Operations management pertains to the effective management of a business enterprise to generate operating profits. Good managers incorporate proven management techniques, good common sense, fiscal responsibility, and excellent people skills.

Good Operations Management Requires the Coordination of:

Inputs

Capital

As we all know it always takes a certain amount of money to produce any good or service. Sometimes capital seems like the most limiting of all inputs. Limited capital can sometimes be overcome with smart marketing, increases in other inputs, or a change in the process.

Raw Materials

Every output had to start from some sort of raw material or available labor. Energy of some sort is applied. The transformation of the raw materials, or the input provided by the labor produces a product or service that can be purchases by someone else – thus, creating a transaction.

Techniques or Skills

The transformational process requires energy and the skill. The more specialized and difficult the techniques, the more value that is added to the raw inputs.

Knowledge or Information

Labor is just potential unless that energy can be harnessed into a process that produces a viable output.

Transformation Processes

Unfocused labor is of no value unless it is concentrated into a production process that creates an end product that is of some value. Often any skills or techniques developed came from the knowledge and information of the leadership.

Outputs

The end result is a product that can be sold to a willing purchaser that can obtain some benefit from the consumption or use. If the output is labor then the purchaser derives some value from having someone provide the needed service.

Control Systems

Control is monitoring the transformational process to keep it in check and to provide a consistent good or service. Control systems vary from random to continuous. Without a control system there is no consistent product or service.
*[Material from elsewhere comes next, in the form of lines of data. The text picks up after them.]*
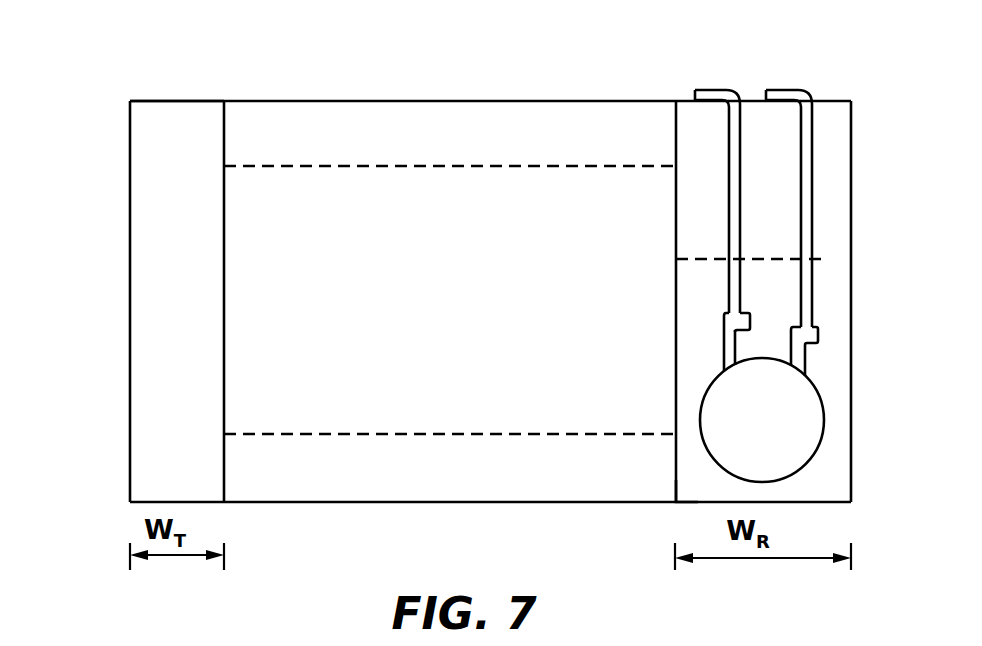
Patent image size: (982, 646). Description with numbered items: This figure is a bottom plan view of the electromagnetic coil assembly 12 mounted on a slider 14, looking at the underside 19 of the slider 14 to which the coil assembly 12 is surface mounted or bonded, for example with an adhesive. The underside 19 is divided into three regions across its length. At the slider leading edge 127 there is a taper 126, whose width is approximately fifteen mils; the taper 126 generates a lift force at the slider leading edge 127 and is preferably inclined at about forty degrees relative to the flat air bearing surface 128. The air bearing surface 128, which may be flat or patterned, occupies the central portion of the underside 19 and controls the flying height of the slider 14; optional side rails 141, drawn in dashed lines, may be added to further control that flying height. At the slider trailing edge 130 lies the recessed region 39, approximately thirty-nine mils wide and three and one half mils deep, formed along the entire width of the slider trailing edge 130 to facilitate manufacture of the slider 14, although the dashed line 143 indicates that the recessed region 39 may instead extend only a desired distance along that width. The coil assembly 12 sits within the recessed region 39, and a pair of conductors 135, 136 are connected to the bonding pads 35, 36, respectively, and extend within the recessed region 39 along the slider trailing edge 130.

The electromagnetic coil assembly 12 is at (745, 425).
The slider 14 is at (412, 298).
The underside 19 is at (383, 96).
The bonding pad 35 is at (732, 322).
The bonding pad 36 is at (814, 335).
The recessed region 39 is at (676, 475).
The taper 126 is at (150, 343).
The slider leading edge 127 is at (161, 96).
The air bearing surface 128 is at (477, 183).
The slider trailing edge 130 is at (834, 93).
The conductor 135 is at (722, 92).
The conductor 136 is at (793, 97).
The side rails 141 is at (552, 120).
The dashed line 143 is at (825, 259).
Small firms often build their reputation on good quality and value for the customer. The founders may be directly interacting with the customer and get straight honest feedback. As the company grows, the control of the quality becomes harder. As every step in the process becomes looser and less exact little things add up to major failure. Keeping control of the production process requires a top management approach that puts in place the right type of control to accurately monitor progress. It doesn’t sound hard until you start to do it and then you find that with control comes the requirement that you make corrections. This may require an honest appraisal of some people’s progress and maybe even require reprimanding or firing a long-term employee.
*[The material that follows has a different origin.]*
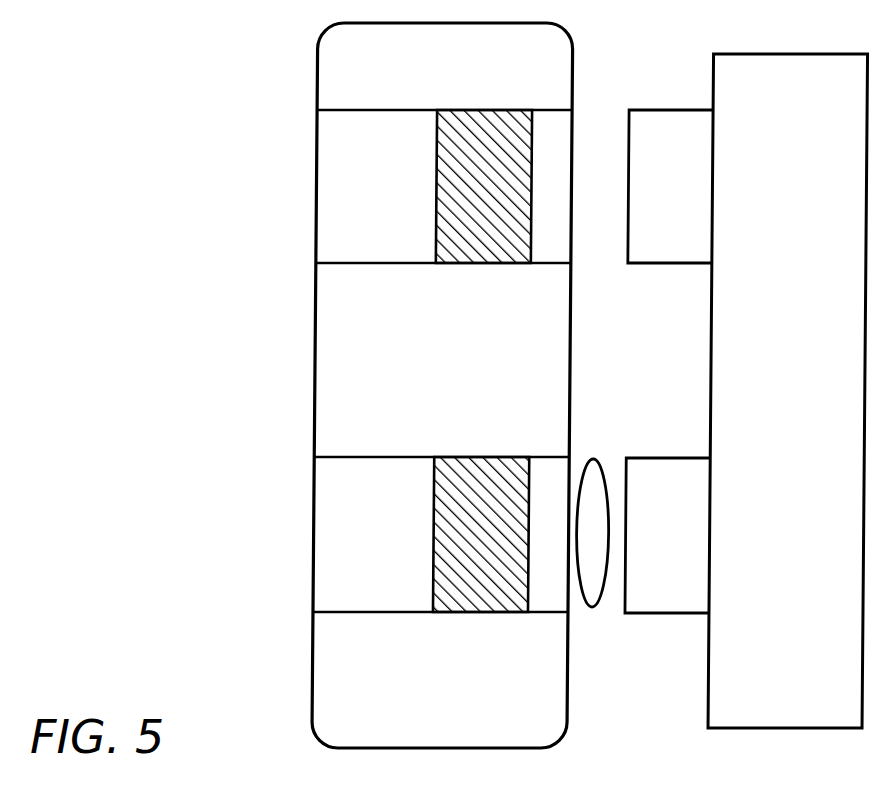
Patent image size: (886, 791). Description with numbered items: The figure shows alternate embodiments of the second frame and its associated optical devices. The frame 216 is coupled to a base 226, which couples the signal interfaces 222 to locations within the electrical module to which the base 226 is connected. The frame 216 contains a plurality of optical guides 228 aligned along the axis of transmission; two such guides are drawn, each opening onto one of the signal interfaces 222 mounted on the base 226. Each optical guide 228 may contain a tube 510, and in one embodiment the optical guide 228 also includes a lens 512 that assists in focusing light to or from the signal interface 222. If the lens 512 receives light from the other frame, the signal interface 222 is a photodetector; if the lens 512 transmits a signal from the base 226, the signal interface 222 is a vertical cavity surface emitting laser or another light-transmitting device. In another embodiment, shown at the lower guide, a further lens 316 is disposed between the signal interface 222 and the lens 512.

Anyone that has been directly involved in control knows how difficult it can become. If the reader of your plan doesn’t think your control and feedback process is going to work they will be generally worried about the organizational management of the whole firm.

Feedback

Did the end user receive the benefit from the consumption of the good or service that was in line with expectations? Was the price point appropriate for this target market? Would the consumer purchase again if needed and would the recommend it to others? These are important things to know. The consumer may not be willing or able to articulate everything that went into their selection of your product or service and they may not be good about explaining the value proposition they received from its use. These are challenges everyone faces in getting good feedback. Unhappy and very verbal customers are not afraid to tell you what they think either in person or to their friends and family. Today, these vocal customers can even complain on the internet for everyone in the world to read.